AXA Advisors Ordered to Pay $3.2 Million Over Ex-FA’s Alleged VA and Life Insurance Scheme
May 7, 2019 by Alex Padalka
AXA Advisors is on the hook for close to $4 million over alleged failures in supervising the variable annuity and insurance sales by one of its brokers and, in a separate case, alleged misrepresentations to 401(k) plan participants.
A Finra arbitration panel has ordered the firm to pay $3.2 million to a New York egg-farming family over an alleged variable annuity and life insurance scheme perpetrated by one of the firm’s former financial advisors, according to the law firm that represented the alleged victims.
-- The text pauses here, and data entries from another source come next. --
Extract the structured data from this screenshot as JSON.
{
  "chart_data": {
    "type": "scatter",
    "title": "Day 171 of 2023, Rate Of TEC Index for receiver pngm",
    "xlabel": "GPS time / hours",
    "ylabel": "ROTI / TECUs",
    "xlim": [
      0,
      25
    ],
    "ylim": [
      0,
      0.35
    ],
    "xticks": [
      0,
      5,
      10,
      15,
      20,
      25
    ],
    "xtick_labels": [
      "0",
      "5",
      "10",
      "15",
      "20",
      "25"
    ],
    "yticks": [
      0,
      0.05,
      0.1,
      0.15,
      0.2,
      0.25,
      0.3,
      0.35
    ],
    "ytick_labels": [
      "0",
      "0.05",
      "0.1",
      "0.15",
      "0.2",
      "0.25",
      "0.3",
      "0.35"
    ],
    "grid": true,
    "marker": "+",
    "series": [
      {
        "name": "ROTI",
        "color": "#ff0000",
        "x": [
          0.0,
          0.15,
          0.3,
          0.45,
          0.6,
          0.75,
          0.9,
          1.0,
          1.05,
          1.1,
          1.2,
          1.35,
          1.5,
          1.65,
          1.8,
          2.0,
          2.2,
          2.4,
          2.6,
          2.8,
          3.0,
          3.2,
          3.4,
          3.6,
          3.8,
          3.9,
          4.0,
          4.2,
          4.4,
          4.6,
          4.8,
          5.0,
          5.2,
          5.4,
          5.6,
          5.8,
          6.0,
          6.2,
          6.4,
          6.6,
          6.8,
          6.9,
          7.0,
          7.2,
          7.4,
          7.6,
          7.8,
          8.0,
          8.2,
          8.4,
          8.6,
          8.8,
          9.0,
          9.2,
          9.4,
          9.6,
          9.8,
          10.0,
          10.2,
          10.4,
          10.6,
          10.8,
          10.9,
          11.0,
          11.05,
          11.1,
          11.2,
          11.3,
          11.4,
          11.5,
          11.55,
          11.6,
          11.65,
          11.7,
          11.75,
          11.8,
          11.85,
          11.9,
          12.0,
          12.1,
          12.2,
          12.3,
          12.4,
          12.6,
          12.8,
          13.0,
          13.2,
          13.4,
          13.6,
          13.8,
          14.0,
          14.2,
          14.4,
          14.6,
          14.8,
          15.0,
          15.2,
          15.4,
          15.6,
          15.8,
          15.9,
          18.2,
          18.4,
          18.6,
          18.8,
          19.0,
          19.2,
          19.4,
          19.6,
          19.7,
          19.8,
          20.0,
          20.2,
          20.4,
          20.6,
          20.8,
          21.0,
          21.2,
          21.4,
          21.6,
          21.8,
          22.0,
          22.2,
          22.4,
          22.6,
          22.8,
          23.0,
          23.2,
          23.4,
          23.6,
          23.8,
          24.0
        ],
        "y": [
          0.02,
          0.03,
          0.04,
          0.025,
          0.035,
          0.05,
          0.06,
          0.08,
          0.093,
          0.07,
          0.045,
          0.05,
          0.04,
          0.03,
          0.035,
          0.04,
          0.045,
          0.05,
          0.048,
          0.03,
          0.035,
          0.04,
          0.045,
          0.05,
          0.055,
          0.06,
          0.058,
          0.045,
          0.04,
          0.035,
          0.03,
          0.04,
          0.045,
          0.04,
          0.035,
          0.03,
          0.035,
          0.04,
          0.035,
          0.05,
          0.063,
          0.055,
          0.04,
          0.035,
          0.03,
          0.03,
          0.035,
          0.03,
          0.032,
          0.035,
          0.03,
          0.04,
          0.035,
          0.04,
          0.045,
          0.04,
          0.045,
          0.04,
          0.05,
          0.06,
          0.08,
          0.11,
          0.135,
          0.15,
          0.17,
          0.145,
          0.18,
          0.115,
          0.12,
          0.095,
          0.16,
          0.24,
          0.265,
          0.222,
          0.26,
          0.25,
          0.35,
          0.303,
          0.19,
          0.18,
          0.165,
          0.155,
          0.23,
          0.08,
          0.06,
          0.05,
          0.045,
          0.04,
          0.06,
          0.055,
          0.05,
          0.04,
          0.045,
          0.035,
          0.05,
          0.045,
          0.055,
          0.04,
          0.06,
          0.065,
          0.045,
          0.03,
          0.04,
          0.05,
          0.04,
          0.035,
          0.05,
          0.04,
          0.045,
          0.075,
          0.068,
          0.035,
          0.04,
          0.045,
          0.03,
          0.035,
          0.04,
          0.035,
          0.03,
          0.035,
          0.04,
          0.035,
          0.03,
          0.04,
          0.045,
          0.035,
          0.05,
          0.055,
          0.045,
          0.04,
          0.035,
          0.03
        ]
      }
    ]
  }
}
Francesco Puccio, who was affiliated with AXA from 1999 to 2009 and again from 2011 to 2014, according to BrokerCheck, allegedly caused millions of dollars in damages to the Fitzpatrick family by rolling old insurance polices “stacked in egg carton boxes” that they weren’t aware of into newer and larger ones that paid him substantial commissions, the law firm Peiffer Wolf Carr & Kane says in a press release. In just one year, Puccio collected more than $200,000 in commissions, the law firm says.
“AXA sent a felonious broker to serve unsophisticated and elderly clients and then completely abdicated its supervisory obligations,” PWCK partner Jason Kane says in the press release. “Nonetheless, an unrepentant AXA contended throughout the arbitration that everything was ‘perfectly suitable’ and ‘beyond reproach.’ This elderly couple may have had wealth, but they did not have investment savvy. AXA and Puccio took them to the cleaners by recommending obviously unsuitable variable annuities and life insurance policies.”